CMPS 290G: Topics in Software Engineering

Winter 2003: Software Engineering Aspects of Web Archeology

Last updated: January 27, 2003

Instructor: Raymie Stata  <raymie@cs.ucsc.edu>
Time: MWF 9:30-10:40
Location: Cowell 222
Office Hours: M 3-5 and by appointment
Syllabus
Project suggestions
Overview of Archive cluster
p2 toturial

 

New info (Jan 27)

New info (Jan 22)

 

Course summary

Here is a short blurb:
This Winter Topics in Software Engineering (CMPS 290G) will examine Software Engineering for Web Archeology. We will have guest lecturers from Alta Vista, Google, and elsewhere. Also, there will be project work based on data at the Internet Archive. We will be some of the first people to study this rich and extensive data set; new and interesting discoveries should be within everyone's reach. I believe students will find the semester fun, fascinating, and challenging.
Here's a longer description:

Web Archeology is the study of the content (versus the mechanism) of the Web. In the short term, such study has lead to Web search engines and related applications. Longer term, such study promises to yield deep insights into the nature of people and society.

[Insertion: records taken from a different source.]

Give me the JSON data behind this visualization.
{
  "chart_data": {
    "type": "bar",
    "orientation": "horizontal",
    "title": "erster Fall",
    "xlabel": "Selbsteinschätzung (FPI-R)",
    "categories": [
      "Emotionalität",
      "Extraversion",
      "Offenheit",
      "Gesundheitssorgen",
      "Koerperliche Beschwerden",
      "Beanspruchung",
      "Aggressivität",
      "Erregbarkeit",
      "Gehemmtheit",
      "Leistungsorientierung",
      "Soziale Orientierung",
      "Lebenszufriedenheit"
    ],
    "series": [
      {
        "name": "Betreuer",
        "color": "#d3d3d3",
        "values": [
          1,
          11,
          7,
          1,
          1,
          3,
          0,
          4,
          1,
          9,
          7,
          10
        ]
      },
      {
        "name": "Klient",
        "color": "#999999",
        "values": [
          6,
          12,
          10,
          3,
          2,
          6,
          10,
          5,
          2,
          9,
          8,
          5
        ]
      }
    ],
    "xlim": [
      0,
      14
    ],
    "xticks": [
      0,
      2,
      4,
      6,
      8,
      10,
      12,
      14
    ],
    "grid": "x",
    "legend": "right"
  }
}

The scale of the Web, its dynamic nature, and its uncoordinated organization conspire to make the Web a challenging artifact to study. Successful work in Web Archeology requires the cross-disciplinary cooperation of software engineering, algorithms, applied mathematics, and various domain expertise (e.g., linguistics end even political science).

In the Winter quarter, 290G will explore multiple aspects of Web Archeology, focusing on principles and techniques for addressing the challenges presented by the Web. Topics will include:

In each of these areas we will consider especially the software-engineering challenges of Web Archeology.

The seminar will feature guest lecturers from Alta Vista, Google, the Internet Archive, and other organizations involved in Web Archeology.

In addition to lectures and weekly readings, class participants will have a unique opportunity to perform project work using the Web collection of the Internet Archive. This collection has only recently been moved from tape to disk and has not been much studied. Students will be expected to design a small experiment or application, perform or build it, and write up the results. Because this collection has not been much studied, strong projects from this course should form the basis for publishable results.

Update: Jan 3

Students have been asking about requirements and expectations.

There are no specific prerequisites; however, familiarity with Unix programming and the Internet (IP, DNS, etc) is required.

There will be one to two mandatory papers to read each week (except next week). For each of those papers, I'll also recommend supplemental papers for those interested in digging deeper. By Jan 10th, the papers for every week will be posted on the course Web site.

Grades will be based on your project work, specifically, a 15-20 page project report due at the end of the quarter. Team projects (2-3 people) are encouraged, but not required. From teams, I'll expect a more ambitious projects and longer reports. There will be no quizzes or exams. There will be intermediate project milestones to ensure progress is being made, but no grades associated with these milestones.

The overall intensity of the course will be dictated by the project you select. I'll require that your project meets a minimal threshold consistent with the number of hours expected for the course; the upper end will be controlled by your ambition.

In today's class we reviewed the material in Towards web-scale web archaeology. Although a detailed syllabus for the course has not yet been prepared, this paper provides a reasonable summary of the content we'll be covering.